A good Econometrician tries to understand any given business problems and gives the best possible or approachable solution to it.

Want to be a good econometrician? Understand any given business problem rightfully. Not to worry about the statistical tool application in the beginning.

Have a nice day.

Jul 30, 2008

When you have different series with different measurements

Hi,

One of the common mistakes a new comer in econometrics doe's is using different series (variable series) having different measurements for analysis like regression etc.

This is wrong approach, since you cannot compare for instance, GDP as function of CPI, interest rates, etc. If one observe GDP will available at current and constant price in billion/million dollars where as CPI is index and interest rate is in below two digits one.

Some people say there is no wrong in estimation GDP as function of CPI and interest rates, yes, but how do you calculate you elasticities, don't you think comparing milions with index is cumbersome.

Hence, convert everthing into log terms, then you can interpret your elasticity directly.

See next post for more how to convert into log terms and advantage and disadvantages.

Regards,

Jul 13, 2008

How this blog helps you?

This blog posts daily/weekly easy ways of learning and doing practical econometrics. Some posts will be related to the theory and some how to do it using a statistical package or excel.

Coming to statistical package it refer to R language free software (for more see www.r-project.org) and get a free copy of yours today. And coming excel everybody knows about it and have it.

Watch for future new posts daily/weekly.

Why Econometrics?

Hi,

People who are new to this field/subject might be of doubt what it is and why we need it.

Let me put things simply. Econometrics is Mathematical/Statistical application to the empirical estimation of many economic scenarios/economic theories existed. A simple and very common one is what happen if price of crude oil burst to $200. Its effect is only on gasoline consumption or on total economy. Is this thought raising?

An Economist with the help of Econometrics gives a solution given economic conditions of the State.

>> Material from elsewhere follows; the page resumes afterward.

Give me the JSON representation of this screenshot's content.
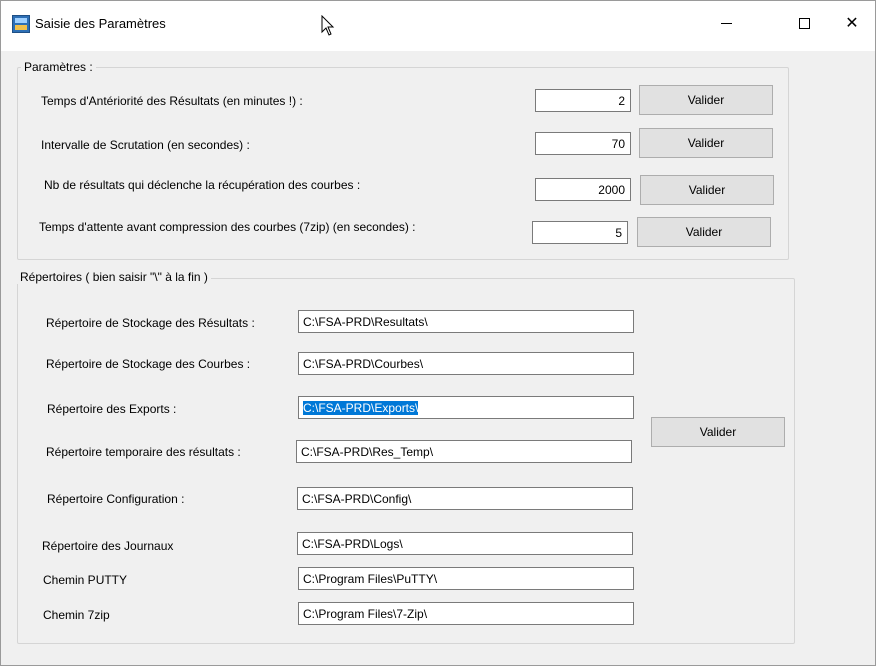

Now, coming Why Econometrics?

General Economics usually carries a blame being not scientific and consider it as one of social sciences. Econometrics being a major branch (in recent past) or lets say better economics, is scientific (since empirical) and practical.

Hence, Econometrics now-a-days is a considered as a scientific approach for many to get statistical evidence for descriptions of the economic scenarios. And widely Statesman look at these Econometricians for their prescriptions for any economic policy problem.